The Hundred of Melville is a cadastral unit of hundred in South Australia on the southern Yorke Peninsula. It is one of the 16 hundreds of the County of Fergusson. Proclaimed on 18 February June 1869, it was named after Lord Melville, First Lord of the Admiralty (chief of the Royal Navy) in the 1810s and 1820s.

The localities of Coobowie, Edithburgh, Honiton, Sultana Point and parts of Port Moorowie, Wool Bay and Yorketown are within the hundred boundaries.

==Local government==
The first local government body within the hundred was the District Council of Melville, formed in 1875 and comprising the Hundred of Melville and part of the Hundred of Moorowie. The Corporate Town of Yorketown, at the north of the hundred, seceded from Melville in 1879. Then, in 1882, the Corporate Town of Edithburgh in the east of the hundred also seceded from Melville.

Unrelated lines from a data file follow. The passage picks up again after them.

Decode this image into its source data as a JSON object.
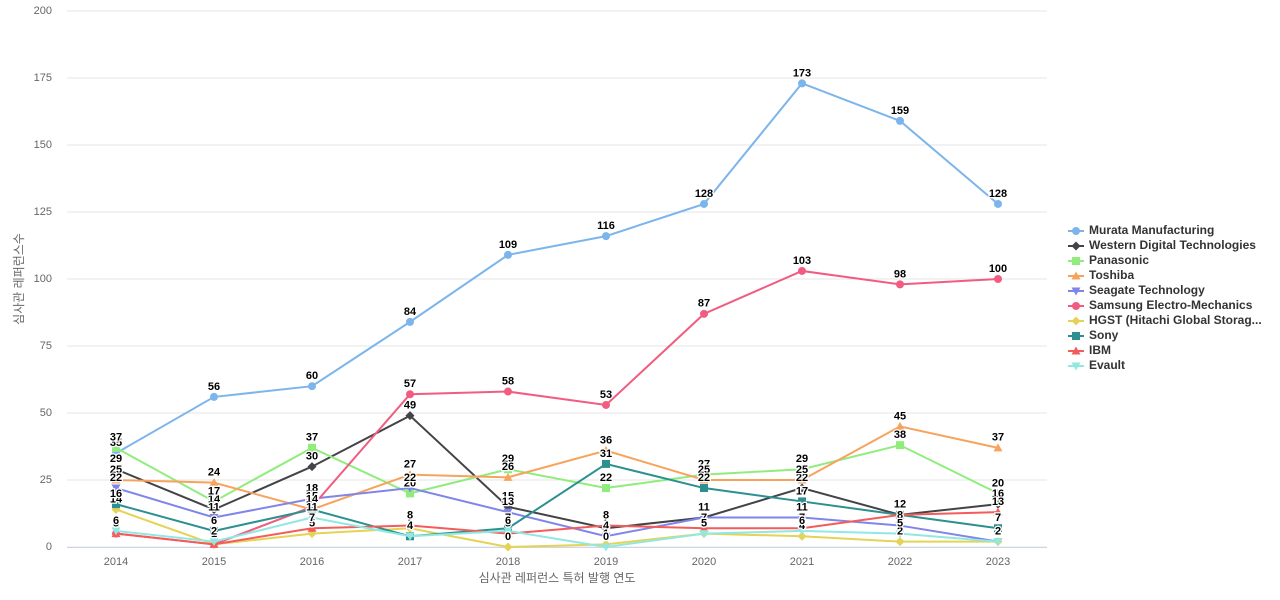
{
  "chart_data": {
    "type": "line",
    "x_label": "심사관 레퍼런스 특허 발행 연도",
    "y_label": "심사관 레퍼런스수",
    "categories": [
      "2014",
      "2015",
      "2016",
      "2017",
      "2018",
      "2019",
      "2020",
      "2021",
      "2022",
      "2023"
    ],
    "ylim": [
      0,
      200
    ],
    "yticks": [
      0,
      25,
      50,
      75,
      100,
      125,
      150,
      175,
      200
    ],
    "grid": true,
    "legend": "right",
    "series": [
      {
        "name": "Murata Manufacturing",
        "color": "#7cb5ec",
        "marker": "circle",
        "values": [
          35,
          56,
          60,
          84,
          109,
          116,
          128,
          173,
          159,
          128
        ]
      },
      {
        "name": "Western Digital Technologies",
        "color": "#434348",
        "marker": "diamond",
        "values": [
          29,
          14,
          30,
          49,
          15,
          7,
          11,
          22,
          12,
          16
        ]
      },
      {
        "name": "Panasonic",
        "color": "#90ed7d",
        "marker": "square",
        "values": [
          37,
          17,
          37,
          20,
          29,
          22,
          27,
          29,
          38,
          20
        ]
      },
      {
        "name": "Toshiba",
        "color": "#f7a35c",
        "marker": "triangle",
        "values": [
          25,
          24,
          14,
          27,
          26,
          36,
          25,
          25,
          45,
          37
        ]
      },
      {
        "name": "Seagate Technology",
        "color": "#8085e9",
        "marker": "triangle-down",
        "values": [
          22,
          11,
          18,
          22,
          13,
          4,
          11,
          11,
          8,
          2
        ]
      },
      {
        "name": "Samsung Electro-Mechanics",
        "color": "#f15c80",
        "marker": "circle",
        "values": [
          5,
          1,
          15,
          57,
          58,
          53,
          87,
          103,
          98,
          100
        ]
      },
      {
        "name": "HGST (Hitachi Global Storag...",
        "color": "#e4d354",
        "marker": "diamond",
        "values": [
          14,
          1,
          5,
          7,
          0,
          1,
          5,
          4,
          2,
          2
        ]
      },
      {
        "name": "Sony",
        "color": "#2b908f",
        "marker": "square",
        "values": [
          16,
          6,
          14,
          4,
          7,
          31,
          22,
          17,
          12,
          7
        ]
      },
      {
        "name": "IBM",
        "color": "#f45b5b",
        "marker": "triangle",
        "values": [
          5,
          1,
          7,
          8,
          5,
          8,
          7,
          7,
          12,
          13
        ]
      },
      {
        "name": "Evault",
        "color": "#91e8e1",
        "marker": "triangle-down",
        "values": [
          6,
          2,
          11,
          4,
          6,
          0,
          5,
          6,
          5,
          2
        ]
      }
    ]
  }
}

In 1932 Melville council was abolished and the south-west portion in the Hundred of Melville was combined with the District Council of Dalrymple and the Corporate Town of Yorketown to form the new District Council of Yorketown. The Town of Edithburgh was annexed by Yorketown council circa 1980, bringing the hundred back under local governance of a single body for the first time since 1879. In 1997 Yorketown council amalgamated with councils to the west and north to form the much larger Yorke Peninsula Council.